Using D&D might be possible if you use generic classes like in UA, working in ToB ans stuff or course, and then have your players gain empty levels (only BAB, saves and HP) and accumulate the points they save for their class features, so they can spend them when there's the opportunity to learn. You could even give discounts for better techings or allow self-teaching by books for a higher cost.

EccentricCircle
2011-04-05, 06:11 AM
thinking on this I wonder if you are better off trying to change the feel of the story rather than of the mechanics.
resticting classes can work, and I thought it was a great idea when i wrote my last post, but I reckon that a lot of the play style under discussion could be invoked by keeping the system mostly as it is. but giving the players less access to powerful magic items and such.
it has been mentioned that class is a metagame concept. you can easily play a commoner with five levels of monk, so long as you keep the mindset of the character consistent, don't always rush into a fight and roleplay the reluctant hero.
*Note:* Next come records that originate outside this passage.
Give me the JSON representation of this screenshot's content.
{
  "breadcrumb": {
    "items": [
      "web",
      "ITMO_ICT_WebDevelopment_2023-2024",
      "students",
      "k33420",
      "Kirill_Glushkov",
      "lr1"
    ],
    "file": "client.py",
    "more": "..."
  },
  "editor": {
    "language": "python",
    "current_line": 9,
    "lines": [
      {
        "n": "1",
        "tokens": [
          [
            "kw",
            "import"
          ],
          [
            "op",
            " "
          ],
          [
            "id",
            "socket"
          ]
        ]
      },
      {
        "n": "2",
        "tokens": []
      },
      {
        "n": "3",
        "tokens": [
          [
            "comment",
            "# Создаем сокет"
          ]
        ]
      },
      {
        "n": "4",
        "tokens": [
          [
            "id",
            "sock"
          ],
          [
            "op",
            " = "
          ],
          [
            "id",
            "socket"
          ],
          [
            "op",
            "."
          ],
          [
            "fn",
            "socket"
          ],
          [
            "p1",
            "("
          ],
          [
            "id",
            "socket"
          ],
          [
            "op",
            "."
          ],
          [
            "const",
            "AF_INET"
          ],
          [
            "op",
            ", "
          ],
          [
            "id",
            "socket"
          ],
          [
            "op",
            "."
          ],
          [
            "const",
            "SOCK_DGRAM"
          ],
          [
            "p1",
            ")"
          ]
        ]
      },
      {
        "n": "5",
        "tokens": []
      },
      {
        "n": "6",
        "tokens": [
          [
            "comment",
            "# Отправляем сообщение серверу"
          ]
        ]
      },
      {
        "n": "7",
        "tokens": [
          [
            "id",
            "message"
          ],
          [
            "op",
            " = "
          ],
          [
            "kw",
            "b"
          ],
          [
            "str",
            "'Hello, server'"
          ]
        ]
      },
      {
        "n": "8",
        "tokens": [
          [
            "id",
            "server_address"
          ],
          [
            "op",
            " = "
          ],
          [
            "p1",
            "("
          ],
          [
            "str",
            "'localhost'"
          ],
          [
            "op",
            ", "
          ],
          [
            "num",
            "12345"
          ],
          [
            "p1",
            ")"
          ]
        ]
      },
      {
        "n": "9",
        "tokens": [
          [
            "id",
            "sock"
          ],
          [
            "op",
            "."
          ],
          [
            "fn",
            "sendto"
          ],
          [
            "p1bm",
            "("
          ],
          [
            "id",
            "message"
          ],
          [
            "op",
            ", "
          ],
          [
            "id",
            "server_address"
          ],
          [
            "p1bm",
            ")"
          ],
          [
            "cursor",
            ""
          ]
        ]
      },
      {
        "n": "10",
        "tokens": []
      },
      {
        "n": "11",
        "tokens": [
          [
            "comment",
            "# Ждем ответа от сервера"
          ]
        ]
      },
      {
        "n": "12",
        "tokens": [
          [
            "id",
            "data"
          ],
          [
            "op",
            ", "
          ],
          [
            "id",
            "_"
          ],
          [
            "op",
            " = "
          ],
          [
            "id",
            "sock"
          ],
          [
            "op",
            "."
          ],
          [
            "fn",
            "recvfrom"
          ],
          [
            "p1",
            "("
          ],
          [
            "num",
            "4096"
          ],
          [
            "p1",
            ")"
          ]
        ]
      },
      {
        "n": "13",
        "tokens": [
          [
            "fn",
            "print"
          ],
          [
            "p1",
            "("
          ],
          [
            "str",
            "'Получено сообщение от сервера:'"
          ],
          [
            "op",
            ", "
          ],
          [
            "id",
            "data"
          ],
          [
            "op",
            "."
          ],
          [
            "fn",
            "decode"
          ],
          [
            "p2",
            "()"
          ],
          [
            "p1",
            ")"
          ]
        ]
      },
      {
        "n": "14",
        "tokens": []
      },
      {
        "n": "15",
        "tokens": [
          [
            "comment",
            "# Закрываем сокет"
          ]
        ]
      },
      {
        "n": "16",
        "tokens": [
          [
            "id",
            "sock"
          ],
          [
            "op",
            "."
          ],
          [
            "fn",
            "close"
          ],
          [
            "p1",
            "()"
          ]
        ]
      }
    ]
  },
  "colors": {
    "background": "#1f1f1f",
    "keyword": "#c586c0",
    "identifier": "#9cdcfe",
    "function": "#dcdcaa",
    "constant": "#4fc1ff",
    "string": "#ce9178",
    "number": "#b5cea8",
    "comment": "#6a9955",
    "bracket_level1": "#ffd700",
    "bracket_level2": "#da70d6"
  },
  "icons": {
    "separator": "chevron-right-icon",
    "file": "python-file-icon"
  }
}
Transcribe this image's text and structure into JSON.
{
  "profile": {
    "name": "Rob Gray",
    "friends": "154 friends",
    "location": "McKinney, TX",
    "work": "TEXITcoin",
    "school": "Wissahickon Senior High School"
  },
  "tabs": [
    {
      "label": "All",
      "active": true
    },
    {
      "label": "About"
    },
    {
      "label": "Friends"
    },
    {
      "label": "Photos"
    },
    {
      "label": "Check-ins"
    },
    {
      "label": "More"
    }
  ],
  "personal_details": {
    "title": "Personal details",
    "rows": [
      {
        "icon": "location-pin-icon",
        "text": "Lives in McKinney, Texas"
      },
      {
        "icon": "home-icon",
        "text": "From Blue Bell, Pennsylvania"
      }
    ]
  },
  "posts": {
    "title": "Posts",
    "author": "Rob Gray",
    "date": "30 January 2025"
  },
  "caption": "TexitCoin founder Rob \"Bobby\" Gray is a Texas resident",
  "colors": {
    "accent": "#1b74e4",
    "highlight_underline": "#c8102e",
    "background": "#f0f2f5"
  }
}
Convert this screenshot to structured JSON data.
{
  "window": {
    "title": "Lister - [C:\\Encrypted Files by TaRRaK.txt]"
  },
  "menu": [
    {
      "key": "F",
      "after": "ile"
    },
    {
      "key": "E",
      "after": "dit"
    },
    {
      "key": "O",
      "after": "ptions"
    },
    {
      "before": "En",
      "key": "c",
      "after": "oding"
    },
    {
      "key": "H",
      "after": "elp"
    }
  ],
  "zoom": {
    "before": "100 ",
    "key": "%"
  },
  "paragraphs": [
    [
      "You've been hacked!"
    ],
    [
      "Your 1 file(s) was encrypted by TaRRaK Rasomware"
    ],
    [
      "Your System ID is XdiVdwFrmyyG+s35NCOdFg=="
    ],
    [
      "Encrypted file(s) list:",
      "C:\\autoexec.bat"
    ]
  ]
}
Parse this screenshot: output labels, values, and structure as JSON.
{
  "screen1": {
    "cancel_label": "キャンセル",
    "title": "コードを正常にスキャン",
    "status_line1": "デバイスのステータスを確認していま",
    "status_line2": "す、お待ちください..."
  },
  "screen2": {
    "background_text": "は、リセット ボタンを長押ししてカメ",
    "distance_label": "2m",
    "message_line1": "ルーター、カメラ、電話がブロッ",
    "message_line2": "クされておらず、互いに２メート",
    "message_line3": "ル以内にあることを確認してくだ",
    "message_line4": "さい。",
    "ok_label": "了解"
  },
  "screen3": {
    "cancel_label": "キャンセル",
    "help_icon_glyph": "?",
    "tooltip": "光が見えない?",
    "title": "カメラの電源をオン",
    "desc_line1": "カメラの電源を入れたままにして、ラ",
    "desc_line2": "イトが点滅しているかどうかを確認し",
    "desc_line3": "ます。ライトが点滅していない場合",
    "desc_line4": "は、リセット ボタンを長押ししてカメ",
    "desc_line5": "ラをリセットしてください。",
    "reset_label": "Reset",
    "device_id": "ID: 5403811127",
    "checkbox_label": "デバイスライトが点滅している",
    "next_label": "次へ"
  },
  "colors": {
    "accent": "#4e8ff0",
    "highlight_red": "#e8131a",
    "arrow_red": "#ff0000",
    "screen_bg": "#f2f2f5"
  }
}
have each PC choose a profession, only train skills relevant to it and introduce magic sparingly as outlined a few times in this thread. level up as normall, but only allow skills that have been used or trained ingame to be increased.

the game would have less focus on the mechanical side of things and be more roleplaying heavy.

the players won't look at a dragon and think "ah its large, so that makes its CR9 therefore we can kill it lets go!" they will be thinking "oh my god its a dragon, its breathing fire and everything run for the hills!"
if they stand and fight they probably will be able to kill it. but they don't know that. the story lies in them realising that in order for their brother and his small children to get to safety someone is going to have to hold the dragon off.
willing to sacrifice their lives so the rest of the village can escape they stand and fight and if they win it is all the more epic for having been a struggle.

Mark Hall
2011-04-05, 10:31 AM
If I were to do something like this, I'd be more inclined to use d20 Modern or a skill/points system, rather than 3.5 or a similar system.

With d20 modern, you have people divided into archetypes of basic classes (the Tough guy, the Strong Guy, the Smart guy). When you want them to be able to do something new, you make a prestige class available.

With a points based system, you just give them occasional gobs of bonus points for specific things. "Ok, you get X bonus points, but they have to be spent on something related to Y." Your "I-want-to-be-a-wizard" might spend them on learning the spellcasting skill from the friendly wizard they just saved. Your fighter type might spend them on a magical sword the wizard gave him.

Tavar
2011-04-05, 10:49 AM
Yeah, a point based system would work much better than a level system for what you're describing.